I first came across this problem while working for a new customer a long time ago. I was frequently asked to kill database sessions that held row level locks and were blocking other transactions. After a while, I noticed a pattern. The locking problems always started after the blocking session had held the lock and been idle for at least 900 seconds. When this was described to the users, they added that they have to log in again after lunch, or coffee breaks, etc. I referred this issue to the network administrator, (who sat next to me and so couldn’t ignore me), who soon realised that the cause was a NAT’ing router. The router cut off the (fat client) application’s session after the user had been idle for 15min. The timeout was increased and users were asked to log out of the application when finished for the day. Problem solved.
The SQLNET.LOG on a database server can show a DBA that idle connections are being cut off, eg a recent example I saw on Solaris:
***********************************************************************
Fatal NI connect error 12170.
VERSION INFORMATION:
TNS for Solaris: Version 10.2.0.3.0 - Production
Oracle Bequeath NT Protocol Adapter for Solaris: Version 10.2.0.3.0 - Production
TCP/IP NT Protocol Adapter for Solaris: Version 10.2.0.3.0 - Production
Time: 01-JUL-2009 03:31:04
Tracing not turned on.
Tns error struct:
ns main err code: 12535
TNS-12535: TNS:operation timed out
ns secondary err code: 12560
nt main err code: 505
TNS-00505: Operation timed out
nt secondary err code: 145
nt OS err code: 0
Client address: (ADDRESS=(PROTOCOL=tcp)(HOST=nn.nn.nn.nn)(PORT=57922))

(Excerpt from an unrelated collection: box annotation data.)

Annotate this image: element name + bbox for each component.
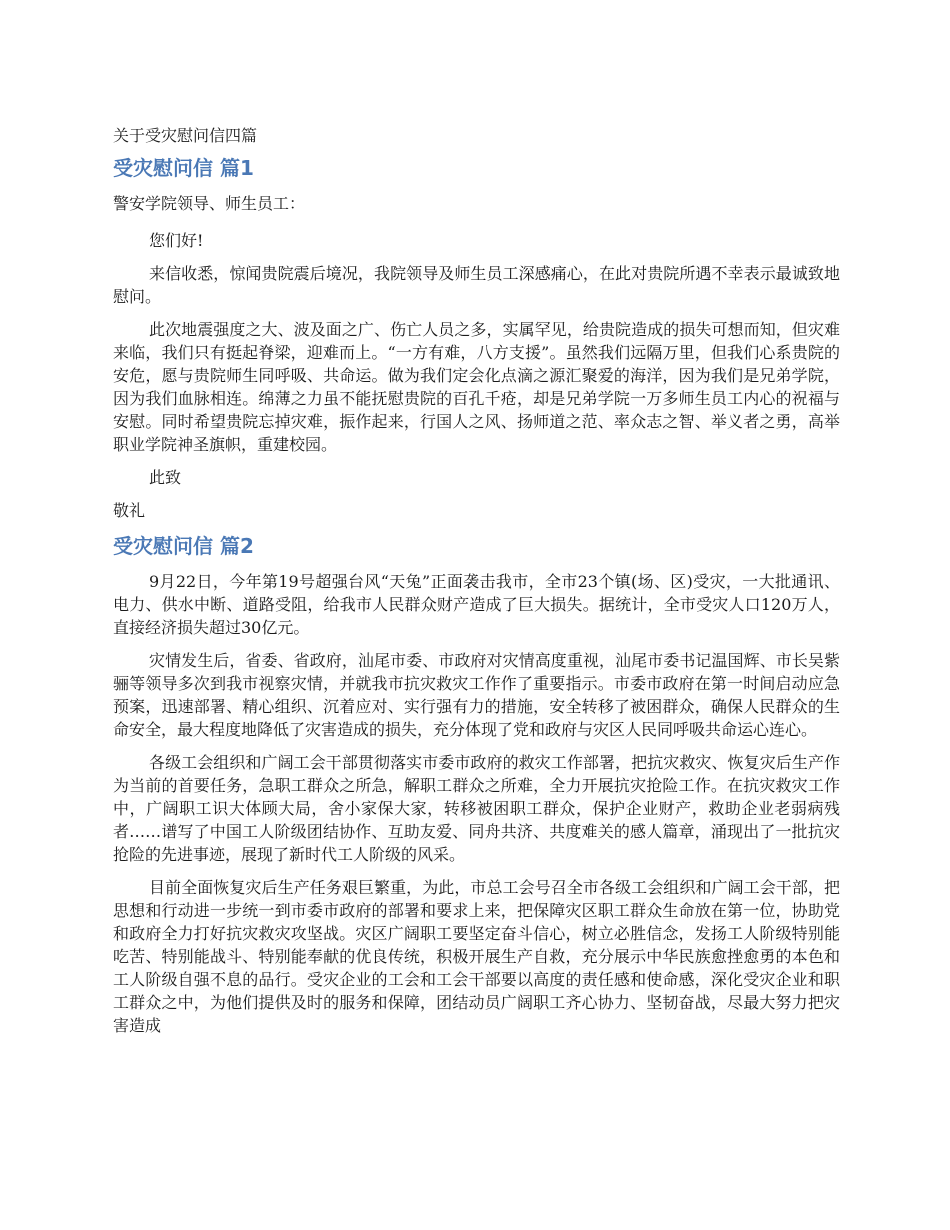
paragraph: 此次地震强度之大、波及面之广、伤亡人员之多，实属罕见，给贵院造成的损失可想而知，但灾难来临，我们只有挺起脊梁，迎难而上。“一方有难，八方支援”。虽然我们远隔万里，但我们心系贵院的安危，愿与贵院师生同呼吸、共命运。做为我们定会化点滴之源汇聚爱的海洋，因为我们是兄弟学院，因为我们血脉相连。绵薄之力虽不能抚慰贵院的百孔千疮，却是兄弟学院一万多师生员工内心的祝福与安慰。同时希望贵院忘掉灾难，振作起来，行国人之风、扬师道之范、率众志之智、举义者之勇，高举职业学院神圣旗帜，重建校园。 — [113, 320, 840, 454]
section-heading: 受灾慰问信 篇2 — [113, 534, 254, 558]
closing-regards: 敬礼 — [113, 501, 146, 520]
closing: 此致 — [149, 468, 182, 487]
paragraph: 各级工会组织和广阔工会干部贯彻落实市委市政府的救灾工作部署，把抗灾救灾、恢复灾后生产作为当前的首要任务，急职工群众之所急，解职工群众之所难，全力开展抗灾抢险工作。在抗灾救灾工作中，广阔职工识大体顾大局，舍小家保大家，转移被困职工群众，保护企业财产，救助企业老弱病残者……谱写了中国工人阶级团结协作、互助友爱、同舟共济、共度难关的感人篇章，涌现出了一批抗灾抢险的先进事迹，展现了新时代工人阶级的风采。 — [113, 753, 840, 864]
paragraph: 来信收悉，惊闻贵院震后境况，我院领导及师生员工深感痛心，在此对贵院所遇不幸表示最诚致地慰问。 — [113, 264, 840, 306]
greeting: 您们好! — [149, 231, 204, 250]
paragraph: 灾情发生后，省委、省政府，汕尾市委、市政府对灾情高度重视，汕尾市委书记温国辉、市长吴紫骊等领导多次到我市视察灾情，并就我市抗灾救灾工作作了重要指示。市委市政府在第一时间启动应急预案，迅速部署、精心组织、沉着应对、实行强有力的措施，安全转移了被困群众，确保人民群众的生命安全，最大程度地降低了灾害造成的损失，充分体现了党和政府与灾区人民同呼吸共命运心连心。 — [113, 651, 840, 739]
paragraph: 9月22日，今年第19号超强台风“天兔”正面袭击我市，全市23个镇(场、区)受灾，一大批通讯、电力、供水中断、道路受阻，给我市人民群众财产造成了巨大损失。据统计，全市受灾人口120万人，直接经济损失超过30亿元。 — [113, 572, 840, 637]
document-title: 关于受灾慰问信四篇 — [113, 126, 258, 145]
salutation: 警安学院领导、师生员工： — [113, 194, 306, 213]
section-1 — [113, 154, 840, 522]
paragraph: 目前全面恢复灾后生产任务艰巨繁重，为此，市总工会号召全市各级工会组织和广阔工会干部，把思想和行动进一步统一到市委市政府的部署和要求上来，把保障灾区职工群众生命放在第一位，协助党和政府全力打好抗灾救灾攻坚战。灾区广阔职工要坚定奋斗信心，树立必胜信念，发扬工人阶级特别能吃苦、特别能战斗、特别能奉献的优良传统，积极开展生产自救，充分展示中华民族愈挫愈勇的本色和工人阶级自强不息的品行。受灾企业的工会和工会干部要以高度的责任感和使命感，深化受灾企业和职工群众之中，为他们提供及时的服务和保障，团结动员广阔职工齐心协力、坚韧奋战，尽最大努力把灾害造成 — [113, 878, 840, 1035]
section-heading: 受灾慰问信 篇1 — [113, 156, 254, 180]
document-page — [113, 124, 840, 1047]
section-2 — [113, 532, 840, 1037]
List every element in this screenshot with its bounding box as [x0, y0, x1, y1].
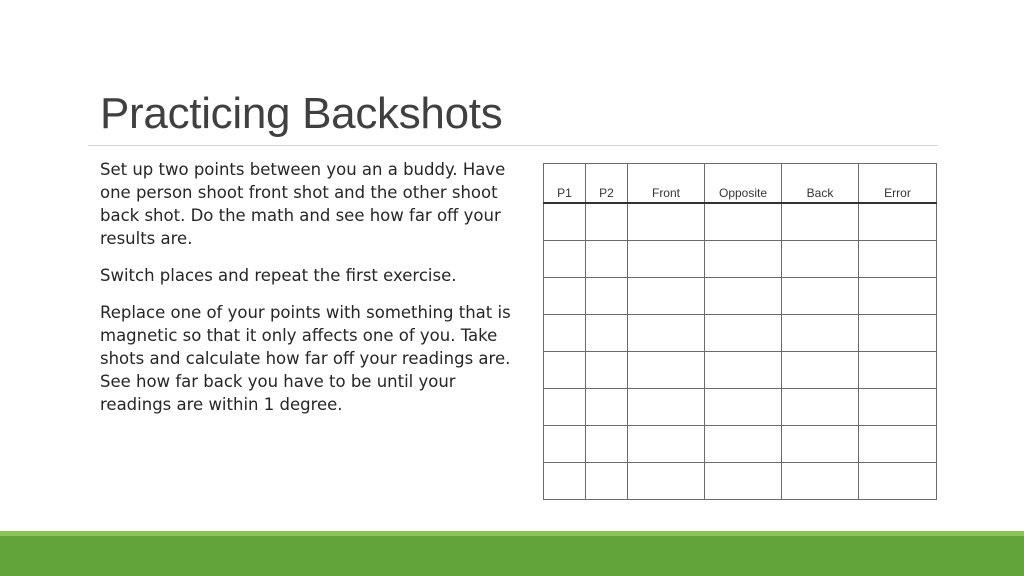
- table-cell: [628, 315, 705, 352]
- table-cell: [586, 463, 628, 500]
- table-cell: [586, 278, 628, 315]
- title-divider: [88, 145, 938, 146]
- header-p2: P2: [586, 164, 628, 204]
- body-text: [100, 158, 520, 430]
- table-row: [544, 426, 937, 463]
- table-cell: [586, 315, 628, 352]
- paragraph-switch: Switch places and repeat the first exercise.: [100, 266, 457, 285]
- table-cell: [544, 352, 586, 389]
- table-cell: [544, 463, 586, 500]
- table-cell: [782, 352, 859, 389]
- table-cell: [586, 352, 628, 389]
- table-cell: [782, 426, 859, 463]
- table-cell: [544, 203, 586, 241]
- table-cell: [859, 203, 937, 241]
- table-cell: [705, 389, 782, 426]
- table-cell: [705, 203, 782, 241]
- table-header-row: [544, 164, 937, 204]
- table-cell: [628, 389, 705, 426]
- table-cell: [705, 463, 782, 500]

In this example, the Solaris error 145 shows that the disconnection was not due to an Oracle setting or database problem, (as some parties were insisting), but was actually from a connection timeout at the OS level. (Look up error number 145 in /usr/include/sys/errno.h ).
In this case I needed more evidence to prove my explanation to others, so I recorded the connected database sessions and their idle times, then matched these errors to idle sessions that had disappeared at the same time. Recording this data for a while showed that only sessions that were idle for a certain amount of time were cut off. Later, the network support staff were able to confirm the idle connection timeout setting.
Over the years, my attempts to persuade network administrators to increase the timeout period have often met resistance, because the timeout exists to free up resources. An alternative is to use some sort of keep alive packets. There are various places keep alives can be enabled, eg at the Windows OS level or in PuTTy. For Oracle databases, SQLNET.EXPIRE_TIME can be used. Although SQLNET.EXPIRE_TIME was intended as a dead connection detection (DCD) method, a side effect of sending probe packets between the database server and client/application server is that the connection remains active. Set the SQLNET.EXPIRE_TIME to less than the firewall timeout and the problem is solved.
Another work around for applications that use connection pools is to keep each connection active by checking running a simple SQL statement at regular intervals.